While barracks from the olden days of military control still can be seen at the Presidio, there are new buildings around the heavily wooded area. If you look closely enough you can find fountain with a statue of Grand Master Yoda; at first it might seem as a rather strange find given the area’s history but in fact George Lucas won the right to develop part of the area in 1999 with Lucasfilm and Industrial Light and Magic being headquartered here.
7. Golden Gate Park:
Further to the south of El Presidio is Golden Gate park but unlike what the name might suggest, you won’t be finding the bridge here. No, in fact Golden Gate Park is a massive park, bigger in fact than Central Park but just as full of different activities for visitors to enjoy. In its vast spaces the park hosts the De Young Museum, Academy of Sciences, a Japanese Tea Garden, Musical Concourse, Conservatory of Flowers, plenty of lakes and even an enclosure for bison.

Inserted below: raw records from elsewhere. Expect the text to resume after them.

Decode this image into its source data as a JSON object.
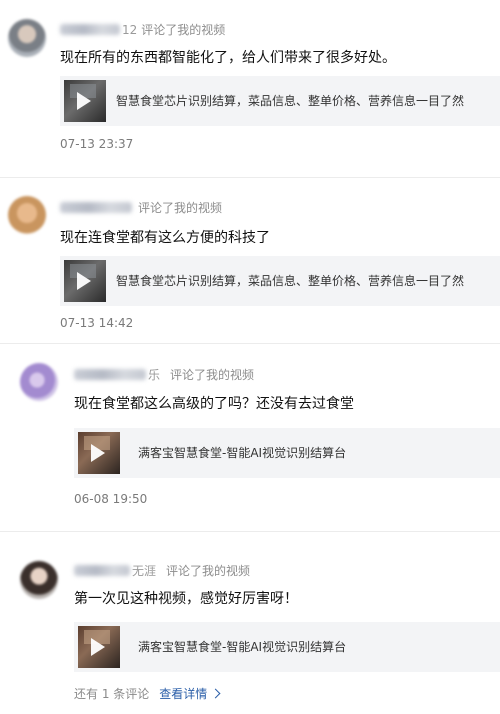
{
  "comments": [
    {
      "username_suffix": "12",
      "action": "评论了我的视频",
      "text": "现在所有的东西都智能化了，给人们带来了很多好处。",
      "video_title": "智慧食堂芯片识别结算，菜品信息、整单价格、营养信息一目了然",
      "time": "07-13 23:37",
      "avatar_icon": "user-avatar-icon"
    },
    {
      "username_suffix": "",
      "action": "评论了我的视频",
      "text": "现在连食堂都有这么方便的科技了",
      "video_title": "智慧食堂芯片识别结算，菜品信息、整单价格、营养信息一目了然",
      "time": "07-13 14:42",
      "avatar_icon": "user-avatar-icon"
    },
    {
      "username_suffix": "乐",
      "action": "评论了我的视频",
      "text": "现在食堂都这么高级的了吗？还没有去过食堂",
      "video_title": "满客宝智慧食堂-智能AI视觉识别结算台",
      "time": "06-08 19:50",
      "avatar_icon": "user-avatar-icon"
    },
    {
      "username_suffix": "无涯",
      "action": "评论了我的视频",
      "text": "第一次见这种视频，感觉好厉害呀！",
      "video_title": "满客宝智慧食堂-智能AI视觉识别结算台",
      "time": "",
      "avatar_icon": "user-avatar-icon"
    }
  ],
  "footer": {
    "more_replies": "还有 1 条评论",
    "view_details": "查看详情"
  },
  "colors": {
    "link": "#2a5ea8",
    "card_bg": "#f3f4f6",
    "muted": "#8c8c8c"
  }
}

It’s vast collection of activities are near impossible to accomplish all in one day, yet they do offer something for everyone. With trails all across a wooded area, running, cycling or taking a stroll through the grounds are all popular activities. If you have some money to spend, the exceptional collection of museums and other activities around the park are sure to offer something that you’ll enjoy.
8. Painted Ladies:
By this point I had walked further than my feet would have liked but I had one more stop on my walk around the city. Almost directly east from Golden Gate Park sit the five houses known as the Painted Ladies. The architectural style of these Edwardian and Victorian houses originated in the late 1800s. In the past much of San Francisco was characterized by this style but the 1906 Earthquake did away with many of these. Today the five iconic “Painted Ladies” are just one group of several similar houses that dot San Francisco though the iconic view from the group of five near Alamo Park has been made famous for its usage in the TV show Full House as well as in post cards and film.
As you can see, San Francisco is fairly small but it hosts plenty to do. While you’re here I recommend trying to visit some of these places as they are also part of what makes San Francisco what it is.